The Confusion Matrix Dashboard also includes two sets of real data about serious matters, accompanied by a few prediction models. One model of interest is the COMPAS model that is used to predict criminal recidivism. The COMPAS model has come under fire for alleged algorithmic bias. This claim is based on the way that False Positive and False Negative rates show up in the Confusion Matrix for different racial groups. There is however no single consistent way to define algorithmic bias. The Confusion Matrix Dashboard allows us to explore ways that the underlying data distributions and prediction models can give rise to allegations of bias that might be misguided.

To accompany this article, I prepared some videos that walk through the main concepts. The 2-minute promo for this article is:

**Algorithmic Bias and the Confusion Matrix Dashboard — Promo**

## Prediction Score

An initial appreciation for the Confusion Matrix can be gained by considering a process that produces a *prediction score* for a binary outcome variable. After assigning the score, we perform an experiment and make an observation. The observation outcome is tallied as either Positive or Negative. Doing this many times, we can build two distributions of observed outcomes, one distribution for the Positive outcomes, and one for the Negative outcomes.

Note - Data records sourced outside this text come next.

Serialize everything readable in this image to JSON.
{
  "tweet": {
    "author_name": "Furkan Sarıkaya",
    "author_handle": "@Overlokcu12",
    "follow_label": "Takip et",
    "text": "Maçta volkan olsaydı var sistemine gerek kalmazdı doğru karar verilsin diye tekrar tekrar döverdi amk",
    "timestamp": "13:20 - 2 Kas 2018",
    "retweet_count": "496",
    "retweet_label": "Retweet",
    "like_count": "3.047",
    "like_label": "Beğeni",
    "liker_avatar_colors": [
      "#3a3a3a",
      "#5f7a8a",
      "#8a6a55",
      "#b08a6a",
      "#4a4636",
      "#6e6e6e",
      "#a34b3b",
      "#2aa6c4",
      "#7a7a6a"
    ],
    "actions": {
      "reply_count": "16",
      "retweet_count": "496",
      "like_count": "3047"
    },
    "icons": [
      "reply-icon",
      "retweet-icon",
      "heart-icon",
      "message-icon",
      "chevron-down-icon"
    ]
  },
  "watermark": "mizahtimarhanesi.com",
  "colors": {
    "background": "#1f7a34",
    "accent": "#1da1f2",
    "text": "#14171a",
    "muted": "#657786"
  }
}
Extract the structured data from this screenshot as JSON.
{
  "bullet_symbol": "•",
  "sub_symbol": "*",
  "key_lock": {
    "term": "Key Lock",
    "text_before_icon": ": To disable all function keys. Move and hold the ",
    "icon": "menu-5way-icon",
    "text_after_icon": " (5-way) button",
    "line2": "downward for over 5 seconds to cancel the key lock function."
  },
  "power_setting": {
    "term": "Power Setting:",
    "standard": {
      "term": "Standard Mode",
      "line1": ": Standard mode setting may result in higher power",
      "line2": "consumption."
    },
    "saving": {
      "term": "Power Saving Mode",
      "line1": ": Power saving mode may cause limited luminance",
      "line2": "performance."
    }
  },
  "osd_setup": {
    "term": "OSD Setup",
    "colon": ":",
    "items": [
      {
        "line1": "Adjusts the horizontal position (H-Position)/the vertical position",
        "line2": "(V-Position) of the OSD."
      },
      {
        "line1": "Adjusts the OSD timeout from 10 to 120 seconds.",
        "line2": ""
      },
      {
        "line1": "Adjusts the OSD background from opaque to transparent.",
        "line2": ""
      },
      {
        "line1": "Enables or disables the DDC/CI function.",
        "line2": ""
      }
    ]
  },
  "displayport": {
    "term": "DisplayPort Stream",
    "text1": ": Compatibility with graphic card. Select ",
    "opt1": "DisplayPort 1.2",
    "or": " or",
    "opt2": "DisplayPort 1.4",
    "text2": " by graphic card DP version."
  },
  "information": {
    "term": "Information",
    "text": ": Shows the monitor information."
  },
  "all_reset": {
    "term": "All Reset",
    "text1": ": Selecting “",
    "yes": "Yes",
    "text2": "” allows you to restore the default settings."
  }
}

The Confusion Matrix Dashboard allows you to experiment with two different kinds of interactive synthetic distributions. One synthetic distribution defines Positive and Negative outcomes to fall in bumps, or “bell curves”. You can play with the height, width, and locations of the Positive and Negative outcome bumps. A second kind of distribution places the Positive and Negative outcomes more uniformly along the prediction score axis. You can play with the rise and fall of these distributions as score increases.